Masyarakat Indonesia seperti kehilangan prinsip dan nation dalam kehidupan berbangsa dan bernegara, konsep Bhenika Tunggal Ika sudah mulai luntur dari jiwa-jiwa generasi sekarang. Akan tetapi semua proses yang terjadi saat ini boleh jadi memberikan pendidikan yang berarti bagi masyarakat Indonesia dalam mencari jati diri. Menurut Sarjono Djatiman, bangsa Indonesia baru dalam proses menjadi Indonesia. Pada masa lalu, para pendiri bangsa ini melakukan proses menjadi Indonesia dimulai dari para elite dengan proses sukarela.

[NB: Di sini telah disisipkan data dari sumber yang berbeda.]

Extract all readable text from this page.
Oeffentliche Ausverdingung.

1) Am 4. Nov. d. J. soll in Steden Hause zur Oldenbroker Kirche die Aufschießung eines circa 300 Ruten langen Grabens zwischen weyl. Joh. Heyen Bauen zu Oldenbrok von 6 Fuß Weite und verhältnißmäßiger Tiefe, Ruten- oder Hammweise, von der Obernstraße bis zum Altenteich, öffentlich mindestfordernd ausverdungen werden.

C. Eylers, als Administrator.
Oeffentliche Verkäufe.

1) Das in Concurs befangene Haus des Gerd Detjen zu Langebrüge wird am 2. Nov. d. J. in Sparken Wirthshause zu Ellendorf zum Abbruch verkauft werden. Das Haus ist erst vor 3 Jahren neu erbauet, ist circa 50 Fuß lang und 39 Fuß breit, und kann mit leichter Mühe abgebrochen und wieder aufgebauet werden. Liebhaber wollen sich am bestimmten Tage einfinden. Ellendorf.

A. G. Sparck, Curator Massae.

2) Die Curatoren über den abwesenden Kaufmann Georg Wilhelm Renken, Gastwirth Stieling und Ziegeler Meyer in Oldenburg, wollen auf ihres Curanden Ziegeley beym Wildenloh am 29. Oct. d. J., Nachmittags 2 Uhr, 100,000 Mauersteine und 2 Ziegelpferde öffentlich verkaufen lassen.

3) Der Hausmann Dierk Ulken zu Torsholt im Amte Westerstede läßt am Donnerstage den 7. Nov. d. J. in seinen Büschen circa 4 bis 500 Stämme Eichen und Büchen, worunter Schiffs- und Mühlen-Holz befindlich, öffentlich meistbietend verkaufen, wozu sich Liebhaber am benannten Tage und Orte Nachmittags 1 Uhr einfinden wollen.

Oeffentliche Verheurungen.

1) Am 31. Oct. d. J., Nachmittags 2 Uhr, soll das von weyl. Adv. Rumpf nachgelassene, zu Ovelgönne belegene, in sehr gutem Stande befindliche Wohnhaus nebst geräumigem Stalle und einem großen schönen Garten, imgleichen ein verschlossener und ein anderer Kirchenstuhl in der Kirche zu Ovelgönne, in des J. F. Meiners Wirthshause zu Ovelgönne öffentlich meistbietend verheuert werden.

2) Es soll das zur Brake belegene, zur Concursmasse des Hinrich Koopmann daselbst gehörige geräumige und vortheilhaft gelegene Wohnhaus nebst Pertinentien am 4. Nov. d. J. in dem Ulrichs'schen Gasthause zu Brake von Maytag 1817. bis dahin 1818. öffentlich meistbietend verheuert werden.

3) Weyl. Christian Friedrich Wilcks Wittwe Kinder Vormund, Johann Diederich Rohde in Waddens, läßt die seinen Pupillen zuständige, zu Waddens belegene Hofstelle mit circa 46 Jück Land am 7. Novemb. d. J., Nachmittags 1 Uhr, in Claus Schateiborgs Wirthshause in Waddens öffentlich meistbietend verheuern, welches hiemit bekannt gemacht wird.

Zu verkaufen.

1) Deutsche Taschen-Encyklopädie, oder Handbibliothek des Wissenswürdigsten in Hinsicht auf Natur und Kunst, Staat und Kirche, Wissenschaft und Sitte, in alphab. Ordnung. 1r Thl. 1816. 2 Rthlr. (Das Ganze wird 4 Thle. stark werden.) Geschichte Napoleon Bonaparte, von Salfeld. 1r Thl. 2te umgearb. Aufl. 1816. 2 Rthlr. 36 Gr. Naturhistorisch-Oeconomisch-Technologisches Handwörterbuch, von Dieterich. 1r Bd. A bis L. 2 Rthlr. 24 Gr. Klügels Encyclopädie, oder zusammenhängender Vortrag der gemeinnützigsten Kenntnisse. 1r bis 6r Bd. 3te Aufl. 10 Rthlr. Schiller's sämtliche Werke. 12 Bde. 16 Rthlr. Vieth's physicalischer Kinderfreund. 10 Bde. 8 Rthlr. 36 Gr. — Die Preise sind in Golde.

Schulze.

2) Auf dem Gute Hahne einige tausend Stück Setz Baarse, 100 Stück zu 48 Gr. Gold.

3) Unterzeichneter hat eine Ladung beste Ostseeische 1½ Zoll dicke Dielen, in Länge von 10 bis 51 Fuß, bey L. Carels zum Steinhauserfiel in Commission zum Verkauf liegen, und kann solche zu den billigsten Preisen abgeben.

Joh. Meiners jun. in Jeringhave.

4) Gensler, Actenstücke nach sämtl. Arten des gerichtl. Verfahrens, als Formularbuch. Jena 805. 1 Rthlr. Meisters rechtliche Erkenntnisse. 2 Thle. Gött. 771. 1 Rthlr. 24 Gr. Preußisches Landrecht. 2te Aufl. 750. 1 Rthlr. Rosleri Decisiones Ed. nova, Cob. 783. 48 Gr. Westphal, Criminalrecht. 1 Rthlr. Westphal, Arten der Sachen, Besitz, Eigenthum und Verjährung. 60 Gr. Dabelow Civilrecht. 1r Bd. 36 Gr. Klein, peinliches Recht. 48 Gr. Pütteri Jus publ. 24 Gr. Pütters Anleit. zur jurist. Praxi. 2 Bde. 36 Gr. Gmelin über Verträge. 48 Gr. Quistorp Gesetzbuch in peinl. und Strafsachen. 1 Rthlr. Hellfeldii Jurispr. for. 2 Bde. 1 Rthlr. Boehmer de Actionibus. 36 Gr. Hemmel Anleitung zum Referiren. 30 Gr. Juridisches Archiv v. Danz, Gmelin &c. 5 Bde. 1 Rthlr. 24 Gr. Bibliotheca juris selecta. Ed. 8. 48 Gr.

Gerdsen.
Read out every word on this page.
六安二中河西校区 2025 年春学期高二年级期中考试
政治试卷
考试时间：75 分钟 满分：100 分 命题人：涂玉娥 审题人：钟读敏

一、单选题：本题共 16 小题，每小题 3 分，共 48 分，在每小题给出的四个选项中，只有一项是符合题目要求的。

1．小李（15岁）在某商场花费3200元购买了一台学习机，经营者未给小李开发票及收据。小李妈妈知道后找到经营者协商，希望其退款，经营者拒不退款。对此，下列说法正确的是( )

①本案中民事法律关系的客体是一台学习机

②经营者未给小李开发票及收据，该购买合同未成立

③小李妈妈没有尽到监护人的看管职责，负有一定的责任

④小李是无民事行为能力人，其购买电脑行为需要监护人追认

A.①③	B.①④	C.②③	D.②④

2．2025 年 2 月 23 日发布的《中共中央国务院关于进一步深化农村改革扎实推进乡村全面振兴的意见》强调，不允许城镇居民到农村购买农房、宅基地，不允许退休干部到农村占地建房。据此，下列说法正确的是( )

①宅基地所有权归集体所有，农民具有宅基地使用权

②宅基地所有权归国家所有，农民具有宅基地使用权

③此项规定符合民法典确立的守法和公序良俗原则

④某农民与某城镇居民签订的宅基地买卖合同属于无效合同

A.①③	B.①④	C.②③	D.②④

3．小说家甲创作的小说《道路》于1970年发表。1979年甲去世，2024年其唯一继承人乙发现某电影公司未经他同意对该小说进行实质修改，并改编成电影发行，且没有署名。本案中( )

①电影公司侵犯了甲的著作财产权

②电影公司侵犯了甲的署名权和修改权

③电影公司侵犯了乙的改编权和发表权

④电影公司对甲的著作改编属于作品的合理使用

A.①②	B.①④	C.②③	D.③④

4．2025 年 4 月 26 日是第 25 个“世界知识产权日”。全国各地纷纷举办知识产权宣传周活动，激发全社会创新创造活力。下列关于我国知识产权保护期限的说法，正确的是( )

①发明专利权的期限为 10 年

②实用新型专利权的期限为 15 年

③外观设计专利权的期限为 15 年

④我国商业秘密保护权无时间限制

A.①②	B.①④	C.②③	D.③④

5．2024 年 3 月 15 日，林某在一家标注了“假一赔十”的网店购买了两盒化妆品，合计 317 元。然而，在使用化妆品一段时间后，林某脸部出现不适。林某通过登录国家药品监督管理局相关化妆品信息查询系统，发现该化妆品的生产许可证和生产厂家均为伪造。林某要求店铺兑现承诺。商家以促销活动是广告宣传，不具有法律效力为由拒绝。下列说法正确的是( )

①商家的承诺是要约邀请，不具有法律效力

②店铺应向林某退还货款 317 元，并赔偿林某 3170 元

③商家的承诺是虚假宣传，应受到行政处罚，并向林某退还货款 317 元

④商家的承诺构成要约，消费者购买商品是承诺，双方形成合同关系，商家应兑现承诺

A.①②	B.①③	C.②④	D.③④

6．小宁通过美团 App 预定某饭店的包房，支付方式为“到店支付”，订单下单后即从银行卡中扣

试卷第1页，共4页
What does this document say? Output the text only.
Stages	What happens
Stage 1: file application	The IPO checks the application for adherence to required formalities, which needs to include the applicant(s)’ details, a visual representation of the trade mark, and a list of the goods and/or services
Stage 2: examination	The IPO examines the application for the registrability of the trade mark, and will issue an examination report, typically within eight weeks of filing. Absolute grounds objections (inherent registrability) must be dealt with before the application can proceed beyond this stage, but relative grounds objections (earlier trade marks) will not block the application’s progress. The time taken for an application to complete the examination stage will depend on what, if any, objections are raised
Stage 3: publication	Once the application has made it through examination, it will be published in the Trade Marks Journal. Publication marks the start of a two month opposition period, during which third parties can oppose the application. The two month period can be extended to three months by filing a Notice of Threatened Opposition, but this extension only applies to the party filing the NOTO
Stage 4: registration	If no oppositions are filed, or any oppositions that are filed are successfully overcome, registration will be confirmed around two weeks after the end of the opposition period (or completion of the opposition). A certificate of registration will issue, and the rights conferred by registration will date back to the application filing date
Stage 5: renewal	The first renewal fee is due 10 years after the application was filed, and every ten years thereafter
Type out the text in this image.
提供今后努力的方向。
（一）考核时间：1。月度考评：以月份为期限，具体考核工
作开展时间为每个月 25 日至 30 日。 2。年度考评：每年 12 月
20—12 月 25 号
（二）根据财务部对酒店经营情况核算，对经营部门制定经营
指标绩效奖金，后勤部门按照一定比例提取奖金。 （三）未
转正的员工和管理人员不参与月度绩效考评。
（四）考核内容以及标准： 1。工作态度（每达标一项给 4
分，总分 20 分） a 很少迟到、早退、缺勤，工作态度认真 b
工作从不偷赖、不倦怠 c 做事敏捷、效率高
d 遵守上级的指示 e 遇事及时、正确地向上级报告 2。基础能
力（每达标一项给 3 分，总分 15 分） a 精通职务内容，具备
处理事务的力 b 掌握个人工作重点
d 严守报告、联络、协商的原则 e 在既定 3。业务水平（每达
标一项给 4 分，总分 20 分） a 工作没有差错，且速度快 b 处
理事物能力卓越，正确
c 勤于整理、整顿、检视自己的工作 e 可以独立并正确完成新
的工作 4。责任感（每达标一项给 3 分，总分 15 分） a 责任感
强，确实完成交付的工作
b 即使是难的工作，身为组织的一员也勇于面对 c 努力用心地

Masing-masing menyatakan dirinya lalu mencari unsur-unsur yang bisa dipakai sebagai pangkal tolak nation Indonesia. Nation Indonesia dibangun atas dasar prinsip ketuhanan, kemanusiaan, persatuan, musyawarah dan keadilan. Inilah yang menjadi harapan pendiri bangsa untuk menjadikan Indonesia sebagai bangsa yang memiliki jati diri.

Jika Pendiri bangsa ini (the founding fathers) masih sempat menyaksikan kondisi bangsa saat ini tentu mereka akan sangat sedih dan menyesal. Bangsa Indonesia yang merdeka dengan mengorbankan segenap harta, jiwa dan raga harus menjadi bangsa yang tidak memiliki karakter (izzah), dan kehilangan prinsip kebangsaan.